[Intel-gfx] [PATCH i-g-t] tests/initial_state: Add a test to capture the state of the GPU

Tue May 16 10:35:54 UTC 2017

On Tue, May 16, 2017 at 10:07:41AM +0000, Lofstedt, Marta wrote:
> 
> 
> > -----Original Message-----
> > From: Chris Wilson [mailto:chris at chris-wilson.co.uk]
> > Sent: Tuesday, May 16, 2017 12:48 PM
> > To: Lofstedt, Marta <marta.lofstedt at intel.com>
> > Cc: Daniel Vetter <daniel at ffwll.ch>; Martin Peres
> > <martin.peres at linux.intel.com>; intel-gfx at lists.freedesktop.org
> > Subject: Re: [Intel-gfx] [PATCH i-g-t] tests/initial_state: Add a test to capture
> > the state of the GPU
> > 
> > On Tue, May 16, 2017 at 09:43:52AM +0000, Lofstedt, Marta wrote:
> > >
> > >
> > > > -----Original Message-----
> > > > From: Chris Wilson [mailto:chris at chris-wilson.co.uk]
> > > > Sent: Tuesday, May 16, 2017 12:04 PM
> > > > To: Lofstedt, Marta <marta.lofstedt at intel.com>
> > > > Cc: Daniel Vetter <daniel at ffwll.ch>; Martin Peres
> > > > <martin.peres at linux.intel.com>; intel-gfx at lists.freedesktop.org
> > > > Subject: Re: [Intel-gfx] [PATCH i-g-t] tests/initial_state: Add a
> > > > test to capture the state of the GPU
> > > >
> > > > On Tue, May 16, 2017 at 08:54:51AM +0000, Lofstedt, Marta wrote:
> > > > >
> > > > >
> > > > > > -----Original Message-----
> > > > > > From: Chris Wilson [mailto:chris at chris-wilson.co.uk]
> > > > > > Sent: Tuesday, May 16, 2017 11:21 AM
> > > > > > To: Lofstedt, Marta <marta.lofstedt at intel.com>
> > > > > > Cc: Daniel Vetter <daniel at ffwll.ch>; Martin Peres
> > > > > > <martin.peres at linux.intel.com>; intel-gfx at lists.freedesktop.org
> > > > > > Subject: Re: [Intel-gfx] [PATCH i-g-t] tests/initial_state: Add
> > > > > > a test to capture the state of the GPU
> > > > > >
> > > > > > On Tue, May 16, 2017 at 07:42:51AM +0000, Lofstedt, Marta wrote:
> > > > > > > I hereby pull-out this patch.
> > > > > > > The idea of it was to know if we were already wedged at the
> > > > > > > beginning of
> > > > > > testing, that would give us information on how to interpret
> > > > > > silly results; such that test starting to get skipped and/or we
> > > > > > got dmesg-warns/incomplete on tests that usually should be skipped.
> > > > > > > Also, we are planning to soon deploy a piglit.conf solution
> > > > > > > where testing
> > > > > > will be terminated on wedged, so I agree that my test isn't really
> > needed.
> > > > > >
> > > > > > Not everything is broken by wedged; internally we just use that
> > > > > > as an indicator that GEM is hosed.

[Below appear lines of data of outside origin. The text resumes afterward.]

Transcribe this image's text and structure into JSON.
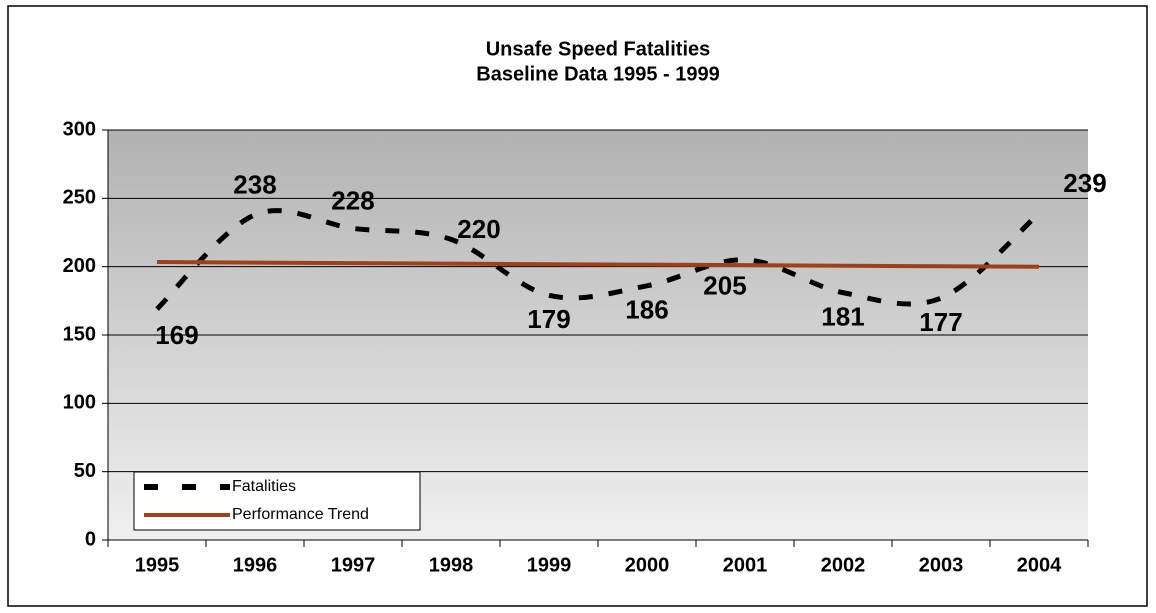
{
  "chart_data": {
    "type": "line",
    "title": "Unsafe Speed Fatalities",
    "subtitle": "Baseline Data 1995 - 1999",
    "categories": [
      "1995",
      "1996",
      "1997",
      "1998",
      "1999",
      "2000",
      "2001",
      "2002",
      "2003",
      "2004"
    ],
    "series": [
      {
        "name": "Fatalities",
        "color": "#000000",
        "style": "dashed",
        "smooth": true,
        "data_labels": true,
        "values": [
          169,
          238,
          228,
          220,
          179,
          186,
          205,
          181,
          177,
          239
        ]
      },
      {
        "name": "Performance Trend",
        "color": "#a0401a",
        "style": "solid",
        "smooth": false,
        "data_labels": false,
        "values": [
          203.4,
          203.0,
          202.6,
          202.2,
          201.8,
          201.5,
          201.1,
          200.7,
          200.3,
          199.9
        ]
      }
    ],
    "ylim": [
      0,
      300
    ],
    "yticks": [
      0,
      50,
      100,
      150,
      200,
      250,
      300
    ],
    "grid": true,
    "legend": "lower left"
  }
}
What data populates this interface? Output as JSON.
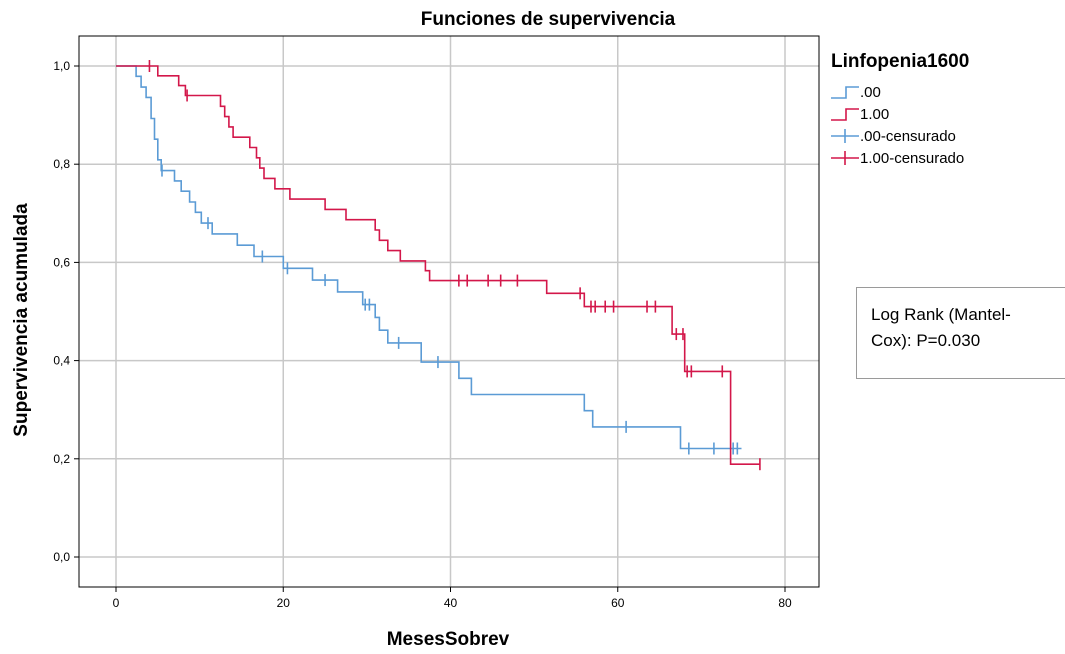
{
  "chart_data": {
    "type": "line",
    "step": true,
    "title": "Funciones de supervivencia",
    "xlabel": "MesesSobrev",
    "ylabel": "Supervivencia acumulada",
    "xlim": [
      -5,
      82
    ],
    "ylim": [
      -0.06,
      1.06
    ],
    "xticks": [
      0,
      20,
      40,
      60,
      80
    ],
    "xtick_labels": [
      "0",
      "20",
      "40",
      "60",
      "80"
    ],
    "yticks": [
      0.0,
      0.2,
      0.4,
      0.6,
      0.8,
      1.0
    ],
    "ytick_labels": [
      "0,0",
      "0,2",
      "0,4",
      "0,6",
      "0,8",
      "1,0"
    ],
    "grid": true,
    "legend_title": "Linfopenia1600",
    "legend_position": "top-right",
    "legend": [
      {
        "label": ".00",
        "kind": "line",
        "color": "#5b9bd5"
      },
      {
        "label": "1.00",
        "kind": "line",
        "color": "#d3174a"
      },
      {
        "label": ".00-censurado",
        "kind": "censor",
        "color": "#5b9bd5"
      },
      {
        "label": "1.00-censurado",
        "kind": "censor",
        "color": "#d3174a"
      }
    ],
    "series": [
      {
        "name": ".00",
        "color": "#5b9bd5",
        "x": [
          0,
          2.4,
          3.0,
          3.6,
          4.2,
          4.6,
          5.0,
          5.4,
          7.0,
          7.8,
          8.8,
          9.5,
          10.2,
          11.5,
          14.5,
          16.5,
          20.0,
          23.5,
          26.5,
          29.5,
          31.0,
          31.5,
          32.5,
          36.5,
          41.0,
          42.5,
          56.0,
          57.0,
          67.0,
          67.5,
          74.8
        ],
        "y": [
          1.0,
          0.979,
          0.957,
          0.936,
          0.893,
          0.851,
          0.809,
          0.787,
          0.766,
          0.745,
          0.723,
          0.702,
          0.68,
          0.658,
          0.635,
          0.612,
          0.588,
          0.564,
          0.54,
          0.514,
          0.488,
          0.462,
          0.436,
          0.397,
          0.364,
          0.331,
          0.298,
          0.265,
          0.265,
          0.221,
          0.221
        ],
        "censored": [
          {
            "x": 5.5,
            "y": 0.787
          },
          {
            "x": 11.0,
            "y": 0.68
          },
          {
            "x": 17.5,
            "y": 0.612
          },
          {
            "x": 20.5,
            "y": 0.588
          },
          {
            "x": 25.0,
            "y": 0.564
          },
          {
            "x": 29.8,
            "y": 0.514
          },
          {
            "x": 30.3,
            "y": 0.514
          },
          {
            "x": 33.8,
            "y": 0.436
          },
          {
            "x": 38.5,
            "y": 0.397
          },
          {
            "x": 61.0,
            "y": 0.265
          },
          {
            "x": 68.5,
            "y": 0.221
          },
          {
            "x": 71.5,
            "y": 0.221
          },
          {
            "x": 73.8,
            "y": 0.221
          },
          {
            "x": 74.3,
            "y": 0.221
          }
        ]
      },
      {
        "name": "1.00",
        "color": "#d3174a",
        "x": [
          0,
          5.0,
          7.5,
          8.3,
          12.5,
          13.0,
          13.5,
          14.0,
          16.0,
          16.8,
          17.2,
          17.7,
          19.0,
          20.8,
          25.0,
          27.5,
          31.0,
          31.5,
          32.5,
          34.0,
          37.0,
          37.5,
          51.5,
          56.0,
          56.5,
          66.5,
          68.0,
          72.8,
          73.5,
          77.0
        ],
        "y": [
          1.0,
          0.98,
          0.96,
          0.94,
          0.918,
          0.897,
          0.876,
          0.855,
          0.834,
          0.813,
          0.792,
          0.771,
          0.75,
          0.729,
          0.708,
          0.687,
          0.666,
          0.645,
          0.624,
          0.603,
          0.583,
          0.563,
          0.537,
          0.51,
          0.51,
          0.454,
          0.378,
          0.378,
          0.189,
          0.189
        ],
        "censored": [
          {
            "x": 4.0,
            "y": 1.0
          },
          {
            "x": 8.5,
            "y": 0.94
          },
          {
            "x": 41.0,
            "y": 0.563
          },
          {
            "x": 42.0,
            "y": 0.563
          },
          {
            "x": 44.5,
            "y": 0.563
          },
          {
            "x": 46.0,
            "y": 0.563
          },
          {
            "x": 48.0,
            "y": 0.563
          },
          {
            "x": 55.5,
            "y": 0.537
          },
          {
            "x": 56.8,
            "y": 0.51
          },
          {
            "x": 57.3,
            "y": 0.51
          },
          {
            "x": 58.5,
            "y": 0.51
          },
          {
            "x": 59.5,
            "y": 0.51
          },
          {
            "x": 63.5,
            "y": 0.51
          },
          {
            "x": 64.5,
            "y": 0.51
          },
          {
            "x": 67.0,
            "y": 0.454
          },
          {
            "x": 67.8,
            "y": 0.454
          },
          {
            "x": 68.3,
            "y": 0.378
          },
          {
            "x": 68.8,
            "y": 0.378
          },
          {
            "x": 72.5,
            "y": 0.378
          },
          {
            "x": 77.0,
            "y": 0.189
          }
        ]
      }
    ]
  },
  "annotation": {
    "line1": "Log Rank (Mantel-",
    "line2": "Cox): P=0.030"
  }
}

KMS should still work, we
> > > > > > must still be able to drive the displays to show the error and
> > > > > > keep the servers alive until the data is saved (and hopefully
> > > > > > gracefully degrade that we don't have to interrupt their immediate
> > session).
> > > > >
> > > > > It doesn't matter if it is broken or not, if we are terminally
> > > > > wedged the rest
> > > > of the result may be silly. Look for example at CI_DRM_2612, the
> > > > fi-elk-e7500 is wedged at igt at gem_busy@basic-hang-default, then all
> > > > test are skipped until gem_exec_reloc at basic-cpu-gtt-noreloc where
> > > > the machine hangs, but it is a gem test so it should have been
> > > > skipped, right. My conclusion from seeing this pattern multiple
> > > > times is that after terminally wedged, silly things can happen, i.e.
> > > > we can't trust the results, and since we don't want silly bugs, the CI
> > testing should be stopped.
> > > >
> > > > The machine didn't hang, it was remotely killed because the run timed
> > out.
> > > How do you know that?
> > 
> > The dmesg is a stream of flip timeouts until we run out of total BAT runtime
> > (12 minutes + some startup slack).
> > -Chris
> 
> Then look at CI_DRM_2602, wedged at igt at gem_busy@basic-hang-default, after a lot of skipping, we get incomplete result for another test, this time gem_exec_reloc at basic-gtt-cpu-noreloc
> 
> So, gem_exec_reloc at basic-cpu-gtt-noreloc and gem_exec_reloc at basic-gtt-cpu-noreloc are falsely getting blamed and my conclusion is that this is due to the permanent wedging started at gem_busy at basic-hang-default. So, to avoid bug reports for gem_exec_reloc at basic-cpu-gtt-noreloc and gem_exec_reloc at basic-gtt-cpu- noreloc the suggestion is to stop testing after we are terminally wedged. 

The conclusion is still wrong though, it doesn't derive from the wedged
state itself but from another bug that can be triggered by a recovered
gpu hang. The issue is that post-processing isn't yet smart enough to
determine the real cause and picks on the victim. We are always going to
have that problem in some form, the question is what can be done to make
the process smart to avoid false positives or rather just say this is a
general bug and be careful not to be precise on the blame.
-Chris

-- 
Chris Wilson, Intel Open Source Technology Centre